Can the Kindle work as an app platform?

Amazon is opening up the Kindle to developers in a bid to build an ecosystem that serves as a moat around the device.

Amazon is opening up the Kindle to developers in a bid to build an ecosystem that serves as a moat around the device.

On Thursday, Amazon announced that it is rolling out a Kindle Development Kit to give software developers access to tools, documentation and programming so they can build apps designed for the device.

Amazon floated a few ideas about what these apps would look like:

  • Travel books that suggest activities based on the weather;
  • Cookbooks that adapt to the size of a party;
  • And word games and puzzles.

The general idea is that the Kindle Development Kit will take advantage of the 3G in the device and other unique features.

In many respects, Amazon's move makes sense. On Wednesday, Amazon tweaked its royalty model for publishers in a bid to keep e-book prices low---and keep partners in the fold with Apple's Tablet about to launch.

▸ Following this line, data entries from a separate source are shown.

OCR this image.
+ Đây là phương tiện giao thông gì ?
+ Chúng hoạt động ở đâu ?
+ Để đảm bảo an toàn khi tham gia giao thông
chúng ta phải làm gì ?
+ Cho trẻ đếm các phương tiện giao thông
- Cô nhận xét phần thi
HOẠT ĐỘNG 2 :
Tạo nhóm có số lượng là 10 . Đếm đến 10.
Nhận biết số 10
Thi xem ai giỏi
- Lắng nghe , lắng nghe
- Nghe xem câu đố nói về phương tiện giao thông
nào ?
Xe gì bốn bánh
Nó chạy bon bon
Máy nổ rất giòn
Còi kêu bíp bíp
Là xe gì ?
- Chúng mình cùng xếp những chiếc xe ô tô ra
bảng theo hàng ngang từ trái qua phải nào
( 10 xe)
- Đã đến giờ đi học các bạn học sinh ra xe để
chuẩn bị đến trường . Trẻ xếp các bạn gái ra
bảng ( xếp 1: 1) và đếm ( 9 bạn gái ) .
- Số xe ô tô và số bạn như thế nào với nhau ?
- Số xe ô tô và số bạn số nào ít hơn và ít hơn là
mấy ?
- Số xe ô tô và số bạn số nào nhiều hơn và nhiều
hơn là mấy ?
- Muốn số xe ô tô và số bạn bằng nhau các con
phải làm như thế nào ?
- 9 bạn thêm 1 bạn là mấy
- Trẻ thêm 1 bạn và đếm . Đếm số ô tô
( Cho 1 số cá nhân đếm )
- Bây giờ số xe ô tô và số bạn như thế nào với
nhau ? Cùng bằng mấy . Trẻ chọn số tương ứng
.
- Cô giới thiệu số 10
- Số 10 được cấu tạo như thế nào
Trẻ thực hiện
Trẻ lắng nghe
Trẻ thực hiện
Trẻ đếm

So why wouldn't Amazon make an app move? Initially, word games and puzzles for bookworms will work out well. However, if Kindle users decide they want more out of their apps Amazon's device may look a bit dated. For instance, the Kindle doesn't have color. Web browsing is so-so at best. Simply put, there are a few limitations with the Kindle. Clearly, these apps won't be like iPhone games. Will Kindle users live with that?

We'll find out. Amazon's kit for developers launches in limited beta next month.